Enhanced model tiers are still some of our most powerful ASR models; they generally have higher accuracy and better word recognition than our base models, and they handle uncommon words significantly better. Deepgram's Enhanced models have the following options:

  • general: Optimized for everyday audio processing. Likely to be more accurate than any region-specific Base model for the language for which it is enabled. If you aren't sure which model to select, start here.

  • meeting beta: Optimized for conference room settings, which include multiple speakers with a single microphone.

  • phonecall: Optimized for low-bandwidth audio phone calls.

  • finance beta: Optimized for multiple speakers with varying audio quality, such as might be found on a typical earnings call. Vocabulary is heavily finance oriented.

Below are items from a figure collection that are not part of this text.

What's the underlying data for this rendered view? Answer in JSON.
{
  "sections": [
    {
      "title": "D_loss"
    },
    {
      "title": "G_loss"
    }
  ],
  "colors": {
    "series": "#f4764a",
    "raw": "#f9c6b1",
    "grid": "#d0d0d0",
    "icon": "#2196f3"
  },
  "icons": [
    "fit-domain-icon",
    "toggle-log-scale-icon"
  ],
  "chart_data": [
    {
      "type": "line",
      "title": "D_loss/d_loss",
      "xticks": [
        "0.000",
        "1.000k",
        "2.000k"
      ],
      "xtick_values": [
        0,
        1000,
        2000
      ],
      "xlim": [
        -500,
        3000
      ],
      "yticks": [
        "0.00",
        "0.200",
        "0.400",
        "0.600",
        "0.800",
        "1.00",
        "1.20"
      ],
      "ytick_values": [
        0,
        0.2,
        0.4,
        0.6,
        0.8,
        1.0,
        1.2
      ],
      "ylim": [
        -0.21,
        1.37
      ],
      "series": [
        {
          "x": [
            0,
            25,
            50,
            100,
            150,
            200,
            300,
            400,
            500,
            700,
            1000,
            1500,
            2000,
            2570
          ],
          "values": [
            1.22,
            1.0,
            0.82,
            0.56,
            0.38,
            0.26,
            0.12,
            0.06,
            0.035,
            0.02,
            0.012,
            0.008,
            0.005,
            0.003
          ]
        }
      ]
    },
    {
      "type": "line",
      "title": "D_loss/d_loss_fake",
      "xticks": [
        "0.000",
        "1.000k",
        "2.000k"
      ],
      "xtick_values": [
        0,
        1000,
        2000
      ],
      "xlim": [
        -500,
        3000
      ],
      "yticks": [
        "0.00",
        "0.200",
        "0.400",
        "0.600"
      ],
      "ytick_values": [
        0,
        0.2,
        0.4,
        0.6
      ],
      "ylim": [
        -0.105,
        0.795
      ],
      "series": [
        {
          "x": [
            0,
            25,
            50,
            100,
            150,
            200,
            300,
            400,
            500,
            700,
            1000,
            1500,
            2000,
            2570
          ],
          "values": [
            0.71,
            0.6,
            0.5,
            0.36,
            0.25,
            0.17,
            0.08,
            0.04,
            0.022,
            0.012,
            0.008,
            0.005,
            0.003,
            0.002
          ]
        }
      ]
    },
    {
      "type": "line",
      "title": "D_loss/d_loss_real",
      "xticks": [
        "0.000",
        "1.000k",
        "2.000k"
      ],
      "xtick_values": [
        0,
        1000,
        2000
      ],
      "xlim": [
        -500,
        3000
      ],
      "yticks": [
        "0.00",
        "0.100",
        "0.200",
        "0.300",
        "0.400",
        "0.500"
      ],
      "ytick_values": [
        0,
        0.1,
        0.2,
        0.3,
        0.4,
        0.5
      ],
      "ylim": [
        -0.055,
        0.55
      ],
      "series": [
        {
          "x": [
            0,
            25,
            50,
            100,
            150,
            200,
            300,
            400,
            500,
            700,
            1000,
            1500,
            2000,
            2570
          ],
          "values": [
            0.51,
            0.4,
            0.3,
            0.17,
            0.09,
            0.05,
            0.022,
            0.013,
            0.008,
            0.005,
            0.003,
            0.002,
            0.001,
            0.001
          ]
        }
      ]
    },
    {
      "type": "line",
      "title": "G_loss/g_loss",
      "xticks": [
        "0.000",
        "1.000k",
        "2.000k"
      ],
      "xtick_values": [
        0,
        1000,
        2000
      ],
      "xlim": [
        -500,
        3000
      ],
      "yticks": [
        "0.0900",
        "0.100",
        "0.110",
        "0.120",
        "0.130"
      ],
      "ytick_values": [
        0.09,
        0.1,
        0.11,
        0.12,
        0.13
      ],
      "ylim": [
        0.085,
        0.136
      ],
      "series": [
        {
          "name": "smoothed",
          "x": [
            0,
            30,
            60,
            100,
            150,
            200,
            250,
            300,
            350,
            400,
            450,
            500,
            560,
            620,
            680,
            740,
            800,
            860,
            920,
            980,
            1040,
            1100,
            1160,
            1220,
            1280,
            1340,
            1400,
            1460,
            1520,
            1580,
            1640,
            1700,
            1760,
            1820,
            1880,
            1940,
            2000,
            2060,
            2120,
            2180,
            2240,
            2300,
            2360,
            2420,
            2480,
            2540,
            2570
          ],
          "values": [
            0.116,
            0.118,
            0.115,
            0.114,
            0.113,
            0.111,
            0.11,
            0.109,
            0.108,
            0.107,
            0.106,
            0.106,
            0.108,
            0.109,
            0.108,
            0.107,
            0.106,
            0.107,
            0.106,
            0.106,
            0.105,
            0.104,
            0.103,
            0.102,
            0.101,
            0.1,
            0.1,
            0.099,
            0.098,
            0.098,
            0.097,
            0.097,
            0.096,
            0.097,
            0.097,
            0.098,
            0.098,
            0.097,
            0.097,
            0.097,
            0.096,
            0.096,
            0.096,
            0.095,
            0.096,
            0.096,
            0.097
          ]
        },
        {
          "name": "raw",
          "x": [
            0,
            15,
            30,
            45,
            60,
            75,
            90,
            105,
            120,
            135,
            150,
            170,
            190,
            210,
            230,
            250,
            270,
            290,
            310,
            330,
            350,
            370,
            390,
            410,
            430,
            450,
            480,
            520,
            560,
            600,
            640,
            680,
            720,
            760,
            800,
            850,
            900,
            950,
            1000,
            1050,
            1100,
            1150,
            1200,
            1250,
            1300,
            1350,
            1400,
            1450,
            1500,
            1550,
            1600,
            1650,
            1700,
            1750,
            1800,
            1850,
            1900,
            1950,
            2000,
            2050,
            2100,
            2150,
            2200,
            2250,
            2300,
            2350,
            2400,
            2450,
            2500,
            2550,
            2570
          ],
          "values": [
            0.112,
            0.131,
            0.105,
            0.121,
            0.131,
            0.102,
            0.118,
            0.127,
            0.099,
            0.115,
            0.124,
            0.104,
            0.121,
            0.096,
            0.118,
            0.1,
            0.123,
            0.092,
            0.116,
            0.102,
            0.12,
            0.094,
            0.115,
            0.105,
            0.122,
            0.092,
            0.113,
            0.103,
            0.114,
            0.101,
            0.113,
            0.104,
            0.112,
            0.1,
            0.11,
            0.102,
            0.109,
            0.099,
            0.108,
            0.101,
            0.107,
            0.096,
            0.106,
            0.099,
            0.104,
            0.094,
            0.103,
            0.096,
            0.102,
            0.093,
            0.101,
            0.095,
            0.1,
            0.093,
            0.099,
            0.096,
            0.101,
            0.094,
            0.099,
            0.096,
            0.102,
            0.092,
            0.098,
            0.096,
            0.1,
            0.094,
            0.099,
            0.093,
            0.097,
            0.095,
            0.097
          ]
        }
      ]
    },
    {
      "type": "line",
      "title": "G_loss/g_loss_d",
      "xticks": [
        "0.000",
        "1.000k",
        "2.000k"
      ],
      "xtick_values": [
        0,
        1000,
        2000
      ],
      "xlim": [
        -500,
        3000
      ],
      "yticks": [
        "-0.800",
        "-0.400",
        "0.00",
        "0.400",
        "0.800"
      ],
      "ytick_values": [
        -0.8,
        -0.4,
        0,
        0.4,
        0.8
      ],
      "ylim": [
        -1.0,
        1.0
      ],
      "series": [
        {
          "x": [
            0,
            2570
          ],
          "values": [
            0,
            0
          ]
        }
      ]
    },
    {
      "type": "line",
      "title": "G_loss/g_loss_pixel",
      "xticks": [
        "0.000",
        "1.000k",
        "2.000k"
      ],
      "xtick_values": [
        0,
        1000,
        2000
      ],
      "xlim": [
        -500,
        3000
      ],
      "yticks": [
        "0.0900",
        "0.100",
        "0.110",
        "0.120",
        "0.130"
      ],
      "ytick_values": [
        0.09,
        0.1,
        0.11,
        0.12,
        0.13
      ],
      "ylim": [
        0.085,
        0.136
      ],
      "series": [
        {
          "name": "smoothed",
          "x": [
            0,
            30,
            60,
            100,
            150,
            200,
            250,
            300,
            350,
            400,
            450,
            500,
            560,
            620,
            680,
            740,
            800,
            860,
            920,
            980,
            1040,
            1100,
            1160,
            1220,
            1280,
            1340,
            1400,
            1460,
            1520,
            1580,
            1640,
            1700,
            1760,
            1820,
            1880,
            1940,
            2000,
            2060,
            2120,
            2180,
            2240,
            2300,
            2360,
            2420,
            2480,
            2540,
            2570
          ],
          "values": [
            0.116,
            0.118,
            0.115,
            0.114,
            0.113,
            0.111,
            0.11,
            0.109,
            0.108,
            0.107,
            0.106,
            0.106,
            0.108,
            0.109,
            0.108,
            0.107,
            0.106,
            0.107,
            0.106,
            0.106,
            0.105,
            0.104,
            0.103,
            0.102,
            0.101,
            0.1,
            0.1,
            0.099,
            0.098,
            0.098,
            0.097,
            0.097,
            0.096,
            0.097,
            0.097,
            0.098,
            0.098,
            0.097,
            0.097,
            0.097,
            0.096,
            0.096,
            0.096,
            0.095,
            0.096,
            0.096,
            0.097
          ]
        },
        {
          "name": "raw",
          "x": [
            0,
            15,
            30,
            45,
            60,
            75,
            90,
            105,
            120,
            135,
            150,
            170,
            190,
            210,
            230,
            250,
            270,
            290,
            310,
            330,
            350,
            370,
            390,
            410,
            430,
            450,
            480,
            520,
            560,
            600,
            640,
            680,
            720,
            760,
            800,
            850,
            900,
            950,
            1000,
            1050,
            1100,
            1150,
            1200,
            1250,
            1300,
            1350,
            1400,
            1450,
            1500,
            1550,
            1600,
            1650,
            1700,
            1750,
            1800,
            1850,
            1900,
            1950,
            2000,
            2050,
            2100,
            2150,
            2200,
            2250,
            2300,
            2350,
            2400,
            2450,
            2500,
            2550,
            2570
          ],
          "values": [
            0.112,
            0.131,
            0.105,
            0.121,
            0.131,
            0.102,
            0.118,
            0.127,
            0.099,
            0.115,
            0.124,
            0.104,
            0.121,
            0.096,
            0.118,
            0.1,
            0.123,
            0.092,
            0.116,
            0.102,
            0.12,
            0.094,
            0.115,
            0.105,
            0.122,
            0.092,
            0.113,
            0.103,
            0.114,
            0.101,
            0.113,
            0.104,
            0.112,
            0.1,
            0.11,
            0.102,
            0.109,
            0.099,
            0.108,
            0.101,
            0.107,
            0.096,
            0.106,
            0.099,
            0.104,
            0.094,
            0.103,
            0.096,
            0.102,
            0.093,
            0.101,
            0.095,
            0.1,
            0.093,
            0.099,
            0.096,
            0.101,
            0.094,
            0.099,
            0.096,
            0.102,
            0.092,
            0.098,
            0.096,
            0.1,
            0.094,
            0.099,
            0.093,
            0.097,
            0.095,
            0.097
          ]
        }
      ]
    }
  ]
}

The Enhanced tier and its model options can be called with the following syntax:

https://api.deepgram.com/v1/listen?tier=enhanced&model=general
https://api.deepgram.com/v1/listen?tier=enhanced&model=OPTION

If the model parameter is unset, it will default to general.

Base

Base model tiers are built on our signature end-to-end deep learning speech model architecture. They offer a solid combination of accuracy and cost effectiveness in some cases. Deepgram's Base models have the following options:

  • general: (Default) Optimized for everyday audio processing.
  • meeting: Optimized for conference room settings, which include multiple speakers with a single microphone.
  • phonecall: Optimized for low-bandwidth audio phone calls.
  • voicemail: Optimized for low-bandwidth audio clips with a single speaker. Derived from the phonecall model.
  • finance: Optimized for multiple speakers with varying audio quality, such as might be found on a typical earnings call. Vocabulary is heavily finance oriented.
  • conversationalai: Optimized to allow artificial intelligence technologies, such as chatbots, to interact with people in a human-like way.
  • video: Optimized for audio sourced from videos.

The Base tier and its model options can be called with the following syntax:

https://api.deepgram.com/v1/listen?tier=base&model=general
https://api.deepgram.com/v1/listen?tier=base&model=OPTION

If the model parameter is unset, it will default to general.

⚠️

You should only submit model options that are available for a particular tier; submitting a model option that is not available for a tier will result in a parse error. All tiers should have a general model available.

Try it out

To transcribe audio from a file on your computer using a particular tier, run the following curl command in a terminal or your favorite API client.

curl \
  --request POST \
  --header 'Authorization: Token YOUR_DEEPGRAM_API_KEY' \
  --data-binary @youraudio.wav \
  --url 'https://api.deepgram.com/v1/listen?tier=OPTION'

🚧

Replace YOUR_DEEPGRAM_API_KEY with your Deepgram API Key.